Илья Спринджук: Да, может. Думается мне, что творчество, помимо прочего, довольно серьезная аналитическая работа. И вдохновение в ней, конечно, играет роль, но не всегда главную, поэтому оценка ненароком да проявляется, а вот насколько адекватная – вопрос. Что во мне изменилось? Я стал больше экспериментировать. И это тоже к вопросу об оценке своей работы: лично я вижу это новое в своем подходе к живописи за последний год, для меня эти эксперименты уже определенный рост. Но сможет ли зритель оценить их, никогда не знаешь. Все чудовищно относительно.

F.C.: Как думаешь, в художественных вузах студентов должны учить продвигать себя, работать с галереями, продавать свои работы?

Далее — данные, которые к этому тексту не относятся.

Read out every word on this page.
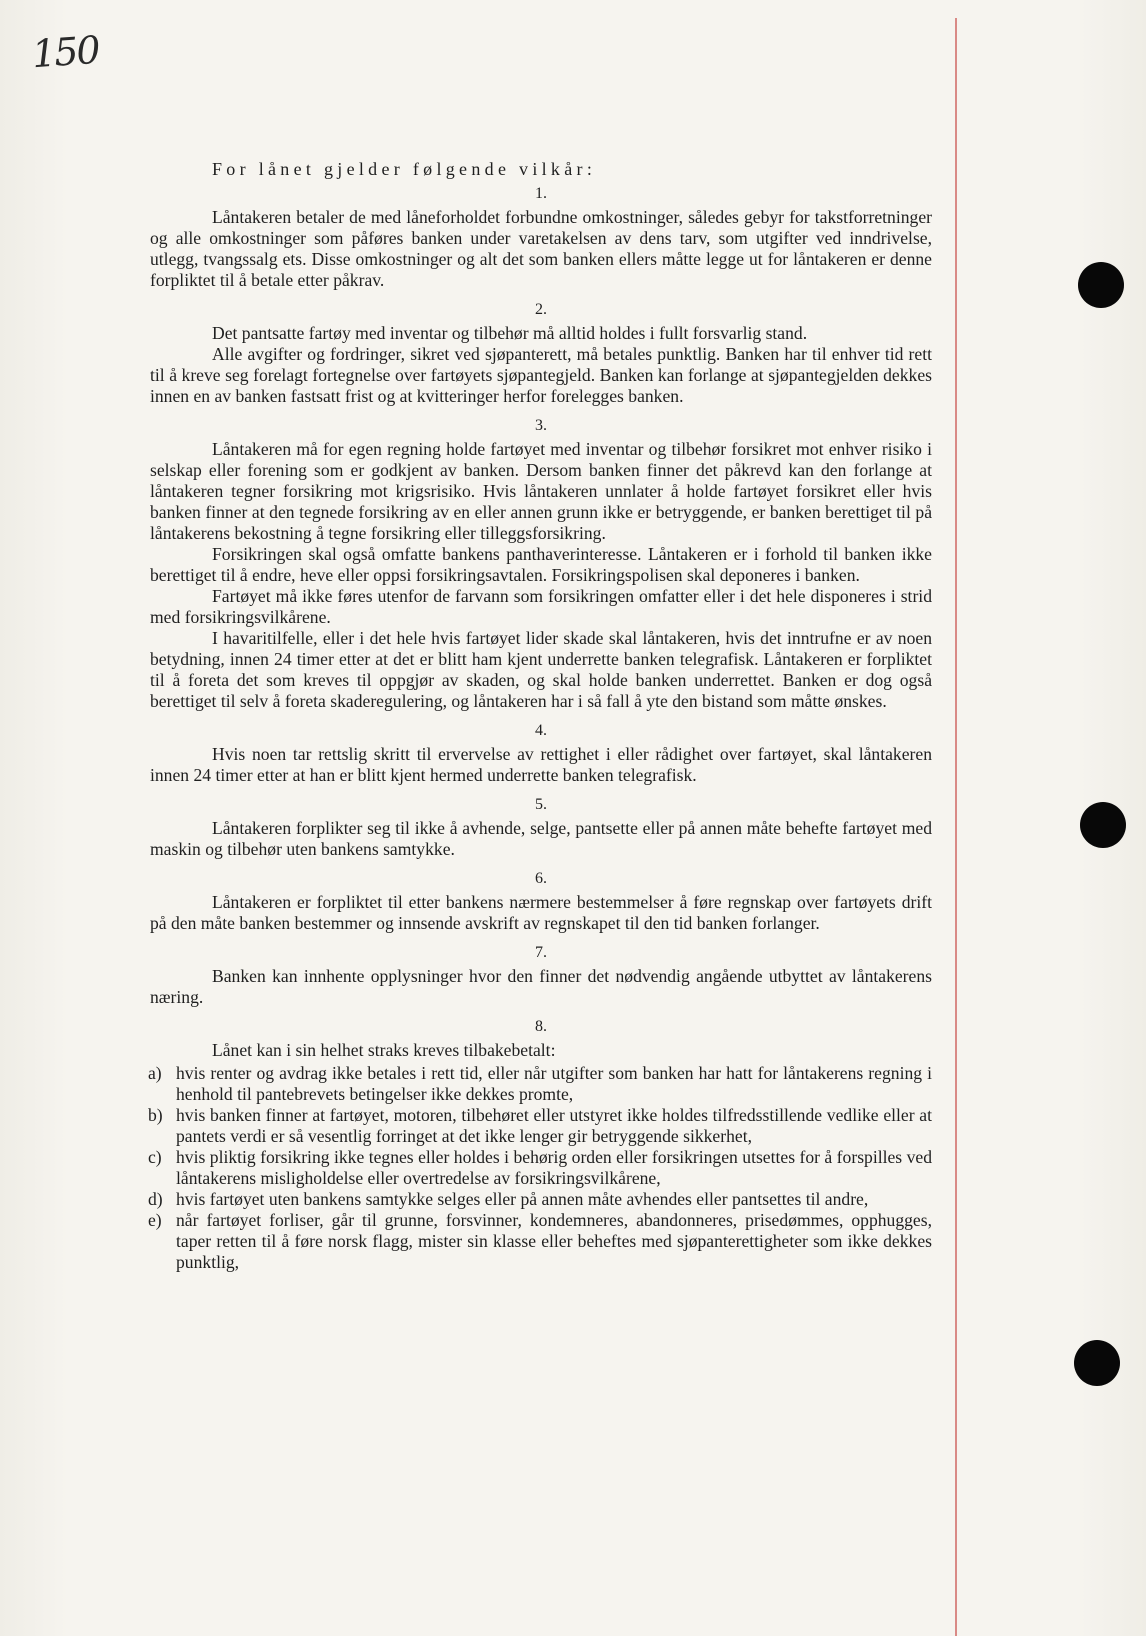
150
For lånet gjelder følgende vilkår:
1.

Låntakeren betaler de med låneforholdet forbundne omkostninger, således gebyr for takstforretninger og alle omkostninger som påføres banken under varetakelsen av dens tarv, som utgifter ved inndrivelse, utlegg, tvangssalg ets. Disse omkostninger og alt det som banken ellers måtte legge ut for låntakeren er denne forpliktet til å betale etter påkrav.

2.

Det pantsatte fartøy med inventar og tilbehør må alltid holdes i fullt forsvarlig stand.

Alle avgifter og fordringer, sikret ved sjøpanterett, må betales punktlig. Banken har til enhver tid rett til å kreve seg forelagt fortegnelse over fartøyets sjøpantegjeld. Banken kan forlange at sjøpantegjelden dekkes innen en av banken fastsatt frist og at kvitteringer herfor forelegges banken.

3.

Låntakeren må for egen regning holde fartøyet med inventar og tilbehør forsikret mot enhver risiko i selskap eller forening som er godkjent av banken. Dersom banken finner det påkrevd kan den forlange at låntakeren tegner forsikring mot krigsrisiko. Hvis låntakeren unnlater å holde fartøyet forsikret eller hvis banken finner at den tegnede forsikring av en eller annen grunn ikke er betryggende, er banken berettiget til på låntakerens bekostning å tegne forsikring eller tilleggsforsikring.

Forsikringen skal også omfatte bankens panthaverinteresse. Låntakeren er i forhold til banken ikke berettiget til å endre, heve eller oppsi forsikringsavtalen. Forsikringspolisen skal deponeres i banken.

Fartøyet må ikke føres utenfor de farvann som forsikringen omfatter eller i det hele disponeres i strid med forsikringsvilkårene.

I havaritilfelle, eller i det hele hvis fartøyet lider skade skal låntakeren, hvis det inntrufne er av noen betydning, innen 24 timer etter at det er blitt ham kjent underrette banken telegrafisk. Låntakeren er forpliktet til å foreta det som kreves til oppgjør av skaden, og skal holde banken underrettet. Banken er dog også berettiget til selv å foreta skaderegulering, og låntakeren har i så fall å yte den bistand som måtte ønskes.

4.

Hvis noen tar rettslig skritt til ervervelse av rettighet i eller rådighet over fartøyet, skal låntakeren innen 24 timer etter at han er blitt kjent hermed underrette banken telegrafisk.

5.

Låntakeren forplikter seg til ikke å avhende, selge, pantsette eller på annen måte behefte fartøyet med maskin og tilbehør uten bankens samtykke.

6.

Låntakeren er forpliktet til etter bankens nærmere bestemmelser å føre regnskap over fartøyets drift på den måte banken bestemmer og innsende avskrift av regnskapet til den tid banken forlanger.

7.

Banken kan innhente opplysninger hvor den finner det nødvendig angående utbyttet av låntakerens næring.

8.

Lånet kan i sin helhet straks kreves tilbakebetalt:

a) hvis renter og avdrag ikke betales i rett tid, eller når utgifter som banken har hatt for låntakerens regning i henhold til pantebrevets betingelser ikke dekkes promte,
b) hvis banken finner at fartøyet, motoren, tilbehøret eller utstyret ikke holdes tilfredsstillende vedlike eller at pantets verdi er så vesentlig forringet at det ikke lenger gir betryggende sikkerhet,
c) hvis pliktig forsikring ikke tegnes eller holdes i behørig orden eller forsikringen utsettes for å forspilles ved låntakerens misligholdelse eller overtredelse av forsikringsvilkårene,
d) hvis fartøyet uten bankens samtykke selges eller på annen måte avhendes eller pantsettes til andre,
e) når fartøyet forliser, går til grunne, forsvinner, kondemneres, abandonneres, prisedømmes, opphugges, taper retten til å føre norsk flagg, mister sin klasse eller beheftes med sjøpanterettigheter som ikke dekkes punktlig,
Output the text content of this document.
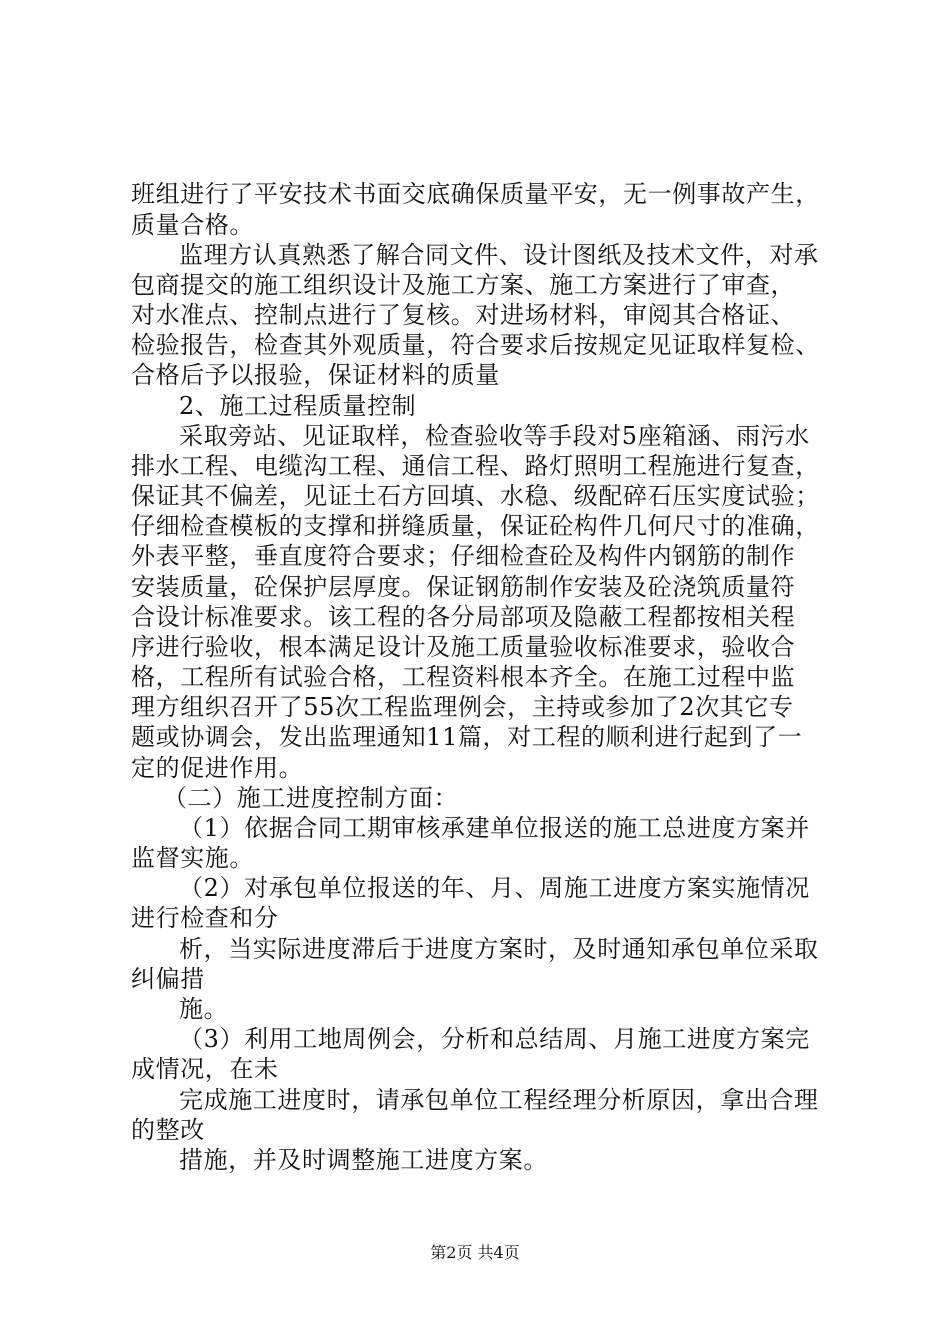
班组进行了平安技术书面交底确保质量平安，无一例事故产生，
质量合格。
监理方认真熟悉了解合同文件、设计图纸及技术文件，对承
包商提交的施工组织设计及施工方案、施工方案进行了审查，
对水准点、控制点进行了复核。对进场材料，审阅其合格证、
检验报告，检查其外观质量，符合要求后按规定见证取样复检、
合格后予以报验，保证材料的质量
2、施工过程质量控制
采取旁站、见证取样，检查验收等手段对5座箱涵、雨污水
排水工程、电缆沟工程、通信工程、路灯照明工程施进行复查，
保证其不偏差，见证土石方回填、水稳、级配碎石压实度试验；
仔细检查模板的支撑和拼缝质量，保证砼构件几何尺寸的准确，
外表平整，垂直度符合要求；仔细检查砼及构件内钢筋的制作
安装质量，砼保护层厚度。保证钢筋制作安装及砼浇筑质量符
合设计标准要求。该工程的各分局部项及隐蔽工程都按相关程
序进行验收，根本满足设计及施工质量验收标准要求，验收合
格，工程所有试验合格，工程资料根本齐全。在施工过程中监
理方组织召开了55次工程监理例会，主持或参加了2次其它专
题或协调会，发出监理通知11篇，对工程的顺利进行起到了一
定的促进作用。
（二）施工进度控制方面：
（1）依据合同工期审核承建单位报送的施工总进度方案并
监督实施。
（2）对承包单位报送的年、月、周施工进度方案实施情况
进行检查和分
析，当实际进度滞后于进度方案时，及时通知承包单位采取
纠偏措
施。
（3）利用工地周例会，分析和总结周、月施工进度方案完
成情况，在未
完成施工进度时，请承包单位工程经理分析原因，拿出合理
的整改
措施，并及时调整施工进度方案。
第2页 共4页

И.С.: Было бы неплохо. Умение продавать себя и грамотно презентовать свои работы – важная часть работы художника. Есть художники, которые пишут в стол, но у искусства должен быть зритель. И донести свою работу до зрителя – тоже умение. Сейчас для этого есть много разных инструментов, и способность пользоваться ими – хороший навык для любого художника и представителя творческой профессии.

F.C.: Режиссер Игорь Поплаухин говорил, что снимать кино под фестивали – это путь в никуда: никогда не знаешь, в кого попадет твое искусство. Находясь в плену у мифической конъюнктуры, ты обманываешься и проигрываешь. Эти суждения можно применить и к живописи?

И.С.: Это палка о двух концах, потому что я всегда делаю, как чувствую, и у моего искусства появляется зритель. И уже вижу, как он реагирует на мои работы, как их воспринимает. Реакция может быть разной: либо волна меда, либо негатива. Я не то чтобы прислушиваюсь, но учитываю эти вещи. Важно помнить о том, что ты пишешь для других людей. И вот в моем понимании это и есть мнение зрителя: ты учитываешь его наличие, осознаешь, что у него есть своя точка зрения, свои взгляды; понимание или непонимание. Уважение к личному пространству, которое человек может ощущать, глядя на твои картины.

F.C.: К вопросу о зрителях. Ты своего зрителя знаешь?

И.С.: Я себя загнал в ловушку. (Улыбается). Думаю, знаю. Имею в виду, что знать своего зрителя – хороший навык, а сам иногда в этом запутываюсь. Скорее, мне известен тот психотип людей, которому могли бы понравиться мои работы.

F.C.: Для кого ты никогда не станешь писать?

И.С.: Очень противоречивый вопрос, вызывающий. Точнее, наверное, будет вызывающим ответ: я не стал бы писать для того, кто не думает. Хотя по личным наблюдениям и опыту могу сказать, что не интересуются и не покупают живопись люди, у которых нет для этого эмоционально-интеллектуальных предпосылок. Считаю, что тратить деньги на искусство – это очень разумная и обдуманная позиция, именно позиция. Она предполагает наличие у человека определенного бэкграунда и интеллектуального уровня. Но не люблю размышлений в сослагательном наклонении: все эти «если бы» и прочее. Пока все мои работы были куплены заинтересованными людьми.

Красота необъяснима 1

F.C.: Ты пишешь портреты, очень любишь этот жанр. Почему?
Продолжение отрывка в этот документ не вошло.